Worried About 'Fiscal Cliff'? Look Out for 'Income Cliff'
CNBC.com Senior Writer
While everyone wonders whether we're about to go over the "fiscal cliff," owners of dividend-paying stocks are bracing for what some are calling an "income cliff."
Those who have been counting on dividends as income — often retirees but also higher-end retail investors — could see their tax burden nearly triple if the worst of the "fiscal cliff" is realized.
That will happen if the warring parties in Washington fail to reach agreement on the series of tax increases and spending cuts set to take effect on Jan. 1.
For dividends, it will mean taking the current 15 percent preferential taxation rate all the way up to ordinary income, currently set at 35 percent for top earners but ready to jump to 39 percent if "cliff" talks fail. (Read More: Obama: Let's Get Fiscal Cliff Deal Before Christmas)
Add on the 3.8 percentage point surcharge for the Obamacare health insurance expansion and those holding dividend stocks stand square in the crosshairs, in danger of getting slammed by an "income cliff."
"Investors are very much mistaken if they think that they have the opportunity to kick the can down the road like politicians do," said Erik Davidson, deputy chief investment officer at Wells Fargo Private Bank. "Investors, particularly wealthy ones, face a higher tax situation, no two ways about it."
Like many others in the investing world trying to parse out the negotiations in Washington, Davidson does not expect a full-scale tumble over the cliff.
Instead, legislators are likely to hammer out an agreement that continues lower tax rates for middle and lower earners, patches up the Alternative Minimum Tax and increases taxes on investments but at a lower rate than the onerous levels prescribed by a full-scale cliff situation. (Read More: Buffett Expects 'Fiscal Cliff' Fix, but Not by December 31)
Still, Davidson thinks it's time for investors to take some cover in other assets.
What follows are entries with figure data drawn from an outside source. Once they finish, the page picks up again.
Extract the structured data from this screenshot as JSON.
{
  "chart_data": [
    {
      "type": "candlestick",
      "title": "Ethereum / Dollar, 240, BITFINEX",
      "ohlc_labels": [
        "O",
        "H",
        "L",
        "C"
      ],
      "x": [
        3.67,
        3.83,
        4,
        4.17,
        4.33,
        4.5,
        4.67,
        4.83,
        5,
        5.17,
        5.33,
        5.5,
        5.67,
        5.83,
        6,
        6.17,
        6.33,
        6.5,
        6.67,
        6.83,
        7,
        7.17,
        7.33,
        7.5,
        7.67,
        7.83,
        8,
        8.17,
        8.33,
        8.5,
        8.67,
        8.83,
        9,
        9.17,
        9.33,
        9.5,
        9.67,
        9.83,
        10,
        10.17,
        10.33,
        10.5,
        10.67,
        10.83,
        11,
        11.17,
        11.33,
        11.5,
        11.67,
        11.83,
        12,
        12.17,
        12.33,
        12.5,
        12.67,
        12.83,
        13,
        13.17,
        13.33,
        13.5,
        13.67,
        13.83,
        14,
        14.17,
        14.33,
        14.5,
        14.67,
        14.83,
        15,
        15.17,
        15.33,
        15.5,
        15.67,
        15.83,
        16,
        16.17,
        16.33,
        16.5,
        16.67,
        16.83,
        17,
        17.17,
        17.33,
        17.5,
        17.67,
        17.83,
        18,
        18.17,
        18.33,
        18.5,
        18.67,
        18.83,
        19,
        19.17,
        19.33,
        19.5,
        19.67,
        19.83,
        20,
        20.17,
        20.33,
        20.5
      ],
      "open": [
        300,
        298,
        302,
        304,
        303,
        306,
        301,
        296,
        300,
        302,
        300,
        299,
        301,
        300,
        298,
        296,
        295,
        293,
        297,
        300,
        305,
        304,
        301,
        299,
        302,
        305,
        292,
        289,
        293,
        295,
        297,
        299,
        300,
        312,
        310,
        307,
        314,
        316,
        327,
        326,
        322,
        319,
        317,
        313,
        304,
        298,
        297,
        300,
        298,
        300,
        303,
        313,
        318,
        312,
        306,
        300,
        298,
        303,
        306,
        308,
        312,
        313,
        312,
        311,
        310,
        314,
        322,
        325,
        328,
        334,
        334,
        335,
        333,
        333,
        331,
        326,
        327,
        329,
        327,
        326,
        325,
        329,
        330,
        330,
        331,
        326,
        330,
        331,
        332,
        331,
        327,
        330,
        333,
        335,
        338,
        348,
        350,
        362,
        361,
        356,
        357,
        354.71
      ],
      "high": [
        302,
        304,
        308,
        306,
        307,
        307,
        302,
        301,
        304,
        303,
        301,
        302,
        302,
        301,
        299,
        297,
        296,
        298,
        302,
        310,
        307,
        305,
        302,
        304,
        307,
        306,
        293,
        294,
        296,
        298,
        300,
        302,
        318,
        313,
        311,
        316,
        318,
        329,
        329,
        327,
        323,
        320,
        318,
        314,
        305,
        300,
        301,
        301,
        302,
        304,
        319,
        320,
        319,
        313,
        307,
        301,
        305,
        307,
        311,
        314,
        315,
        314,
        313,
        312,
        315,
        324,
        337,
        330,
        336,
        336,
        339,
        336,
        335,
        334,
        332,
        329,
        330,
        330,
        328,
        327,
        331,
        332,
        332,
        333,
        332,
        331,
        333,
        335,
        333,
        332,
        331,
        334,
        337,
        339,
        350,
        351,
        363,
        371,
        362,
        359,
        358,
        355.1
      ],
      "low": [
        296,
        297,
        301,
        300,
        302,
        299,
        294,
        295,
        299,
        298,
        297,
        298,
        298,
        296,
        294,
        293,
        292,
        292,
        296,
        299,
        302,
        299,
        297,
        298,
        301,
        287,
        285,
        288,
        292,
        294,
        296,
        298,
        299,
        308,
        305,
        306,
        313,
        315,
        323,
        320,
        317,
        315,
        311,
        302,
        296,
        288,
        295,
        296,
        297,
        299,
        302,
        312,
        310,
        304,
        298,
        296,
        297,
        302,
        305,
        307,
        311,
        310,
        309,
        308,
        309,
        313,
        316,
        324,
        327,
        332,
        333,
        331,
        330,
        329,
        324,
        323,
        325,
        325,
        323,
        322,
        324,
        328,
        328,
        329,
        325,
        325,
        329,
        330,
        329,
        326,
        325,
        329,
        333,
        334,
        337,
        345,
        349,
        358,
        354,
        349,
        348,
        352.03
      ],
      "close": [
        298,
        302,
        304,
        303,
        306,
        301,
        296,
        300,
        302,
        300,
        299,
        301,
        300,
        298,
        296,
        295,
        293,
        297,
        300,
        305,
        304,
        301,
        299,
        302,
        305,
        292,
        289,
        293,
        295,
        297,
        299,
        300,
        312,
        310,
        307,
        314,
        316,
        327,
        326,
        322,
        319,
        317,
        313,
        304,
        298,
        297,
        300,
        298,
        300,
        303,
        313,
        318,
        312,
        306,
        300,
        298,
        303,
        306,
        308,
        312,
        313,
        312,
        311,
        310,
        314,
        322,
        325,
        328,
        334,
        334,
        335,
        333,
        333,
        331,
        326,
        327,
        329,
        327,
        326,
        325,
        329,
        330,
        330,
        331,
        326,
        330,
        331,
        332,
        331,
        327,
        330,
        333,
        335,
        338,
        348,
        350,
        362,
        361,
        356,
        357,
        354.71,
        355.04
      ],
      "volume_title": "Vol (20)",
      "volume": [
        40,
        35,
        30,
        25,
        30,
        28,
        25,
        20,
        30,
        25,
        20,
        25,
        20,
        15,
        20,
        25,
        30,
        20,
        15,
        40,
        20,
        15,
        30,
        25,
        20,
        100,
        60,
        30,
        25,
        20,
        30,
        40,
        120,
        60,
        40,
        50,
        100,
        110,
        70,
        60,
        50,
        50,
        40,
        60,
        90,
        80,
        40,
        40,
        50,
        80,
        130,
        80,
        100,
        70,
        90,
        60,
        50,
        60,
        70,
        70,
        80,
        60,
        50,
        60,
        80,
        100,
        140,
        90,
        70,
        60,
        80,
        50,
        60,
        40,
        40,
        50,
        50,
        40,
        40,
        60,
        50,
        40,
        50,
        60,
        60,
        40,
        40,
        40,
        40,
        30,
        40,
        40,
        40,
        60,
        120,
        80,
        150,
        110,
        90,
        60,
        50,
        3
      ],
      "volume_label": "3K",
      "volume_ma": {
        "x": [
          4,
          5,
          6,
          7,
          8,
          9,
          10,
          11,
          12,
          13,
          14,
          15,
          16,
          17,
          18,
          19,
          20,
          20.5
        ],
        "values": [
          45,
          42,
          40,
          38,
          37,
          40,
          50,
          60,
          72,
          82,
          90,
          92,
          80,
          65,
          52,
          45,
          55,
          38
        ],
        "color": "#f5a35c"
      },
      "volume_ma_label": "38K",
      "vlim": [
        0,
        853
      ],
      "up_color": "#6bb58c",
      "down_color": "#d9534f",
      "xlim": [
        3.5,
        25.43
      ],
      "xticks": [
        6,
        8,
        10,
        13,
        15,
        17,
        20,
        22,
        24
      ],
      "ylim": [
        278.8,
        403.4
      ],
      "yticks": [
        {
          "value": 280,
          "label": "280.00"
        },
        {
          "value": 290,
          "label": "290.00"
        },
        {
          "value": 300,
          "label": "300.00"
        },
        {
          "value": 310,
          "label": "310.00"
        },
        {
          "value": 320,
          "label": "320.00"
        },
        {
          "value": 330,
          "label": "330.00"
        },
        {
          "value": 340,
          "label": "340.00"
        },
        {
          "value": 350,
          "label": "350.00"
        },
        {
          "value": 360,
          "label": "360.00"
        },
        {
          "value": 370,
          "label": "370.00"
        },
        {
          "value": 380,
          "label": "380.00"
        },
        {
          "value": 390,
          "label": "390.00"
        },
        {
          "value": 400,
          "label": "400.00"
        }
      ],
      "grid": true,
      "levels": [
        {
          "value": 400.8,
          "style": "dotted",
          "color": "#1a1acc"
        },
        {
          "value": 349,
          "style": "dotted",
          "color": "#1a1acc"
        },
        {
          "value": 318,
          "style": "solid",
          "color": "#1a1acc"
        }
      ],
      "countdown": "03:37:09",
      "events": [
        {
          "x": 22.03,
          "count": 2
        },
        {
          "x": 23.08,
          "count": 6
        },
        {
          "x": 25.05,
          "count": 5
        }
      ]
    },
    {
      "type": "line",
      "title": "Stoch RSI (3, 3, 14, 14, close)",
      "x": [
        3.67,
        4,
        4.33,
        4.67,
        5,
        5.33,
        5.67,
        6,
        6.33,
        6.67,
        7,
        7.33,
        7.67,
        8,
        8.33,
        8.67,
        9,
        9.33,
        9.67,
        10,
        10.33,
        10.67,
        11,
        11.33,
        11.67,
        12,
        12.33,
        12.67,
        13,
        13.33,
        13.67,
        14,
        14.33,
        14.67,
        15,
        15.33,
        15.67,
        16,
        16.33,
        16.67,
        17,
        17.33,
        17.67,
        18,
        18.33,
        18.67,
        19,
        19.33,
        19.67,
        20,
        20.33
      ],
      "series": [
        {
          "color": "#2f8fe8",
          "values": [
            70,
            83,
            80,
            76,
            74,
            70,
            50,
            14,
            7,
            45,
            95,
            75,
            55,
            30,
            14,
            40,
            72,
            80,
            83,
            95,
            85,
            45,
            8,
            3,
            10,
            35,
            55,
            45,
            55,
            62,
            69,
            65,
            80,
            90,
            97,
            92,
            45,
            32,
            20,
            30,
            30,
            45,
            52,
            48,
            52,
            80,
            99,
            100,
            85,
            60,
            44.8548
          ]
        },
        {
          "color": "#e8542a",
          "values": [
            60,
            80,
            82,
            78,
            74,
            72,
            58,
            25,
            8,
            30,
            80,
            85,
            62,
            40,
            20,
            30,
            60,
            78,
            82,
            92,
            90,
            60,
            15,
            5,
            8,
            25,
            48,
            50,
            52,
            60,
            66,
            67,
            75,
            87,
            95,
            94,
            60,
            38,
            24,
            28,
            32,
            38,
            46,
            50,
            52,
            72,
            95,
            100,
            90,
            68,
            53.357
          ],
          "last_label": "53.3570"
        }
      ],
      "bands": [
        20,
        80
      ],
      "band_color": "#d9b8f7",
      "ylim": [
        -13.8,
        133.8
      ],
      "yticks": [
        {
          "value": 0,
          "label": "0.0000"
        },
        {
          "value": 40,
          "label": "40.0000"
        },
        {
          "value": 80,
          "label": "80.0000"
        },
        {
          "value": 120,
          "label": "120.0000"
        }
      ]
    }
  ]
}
He suggests a mix of real estate investment trusts along with corporate, municipal and emerging market bonds.
"Investors have been happy to do dividends. The S&P 500 has a higher dividend yield than U.S. Treasurys for the first time since the 1950s," he said. "It's a good place for people to go for income. Against this backdrop of an income cliff, investors shouldn't be abandoning dividend-paying stocks, but they need to be diversified among other income-producing investments as well."
Dividends had been doing well through the early part of 2012, but the space has become increasingly volatile as the cliff negotiations intensified.
A chart of the Vanguard Dividend Appreciation exchange-traded fund can be traced in close unison with the progress of the talks, reflecting investor unease over the "income cliff."
"Markets just hate the uncertainty," said Nadav Baum, executive vice president at BPU Investment Management. "That's why you're seeing these names sell off."
The dividend issue is especially ticklish because it affects investors who own high-end stocks like the ones that comprise the Dow Jones industrial average.
Dividends get special tax treatment because they come from corporate profits that already have been taxed.
For seniors living off their dividend income, they don't get a direct hit if their dividend stocks are confined to Individual Retirement Accounts, which already are taxed at ordinary income on withdrawals. The impact comes from the lowered values in the stocks if they are sold off during a "cliff"-type scare.
In an effort to assuage that uncertainty of which Baum spoke, nearly 70 companies have issued special dividend payouts before the end of the year, to get under the wire of the possible federal tax trap. (Read More: Companies Shelling Out Billions to Beat the 'Fiscal Cliff')
"We all know taxes have to go higher. Is it going to go to ordinary income? Who knows?" he said. "The reality is if you're going to be a stock market investor, no matter what the tax bracket is going to be I would prefer to own higher-paying dividend companies."
Investors remain hopeful that the impact won't be that pronounced.
In a recent analysis, Deutsche Bank encouraged the two sides in Washington to raise revenue less by increasing taxes and more by cutting loopholes and growing the base of those who pay.
"We find that the gap between the two parties over taxes in the fiscal cliff debate is not large," the firm said. "Such limits on deductions would be painful for many taxpayers that have grown dependent on them, but the pain of such a compromise would be much less than that incurred in going over the cliff."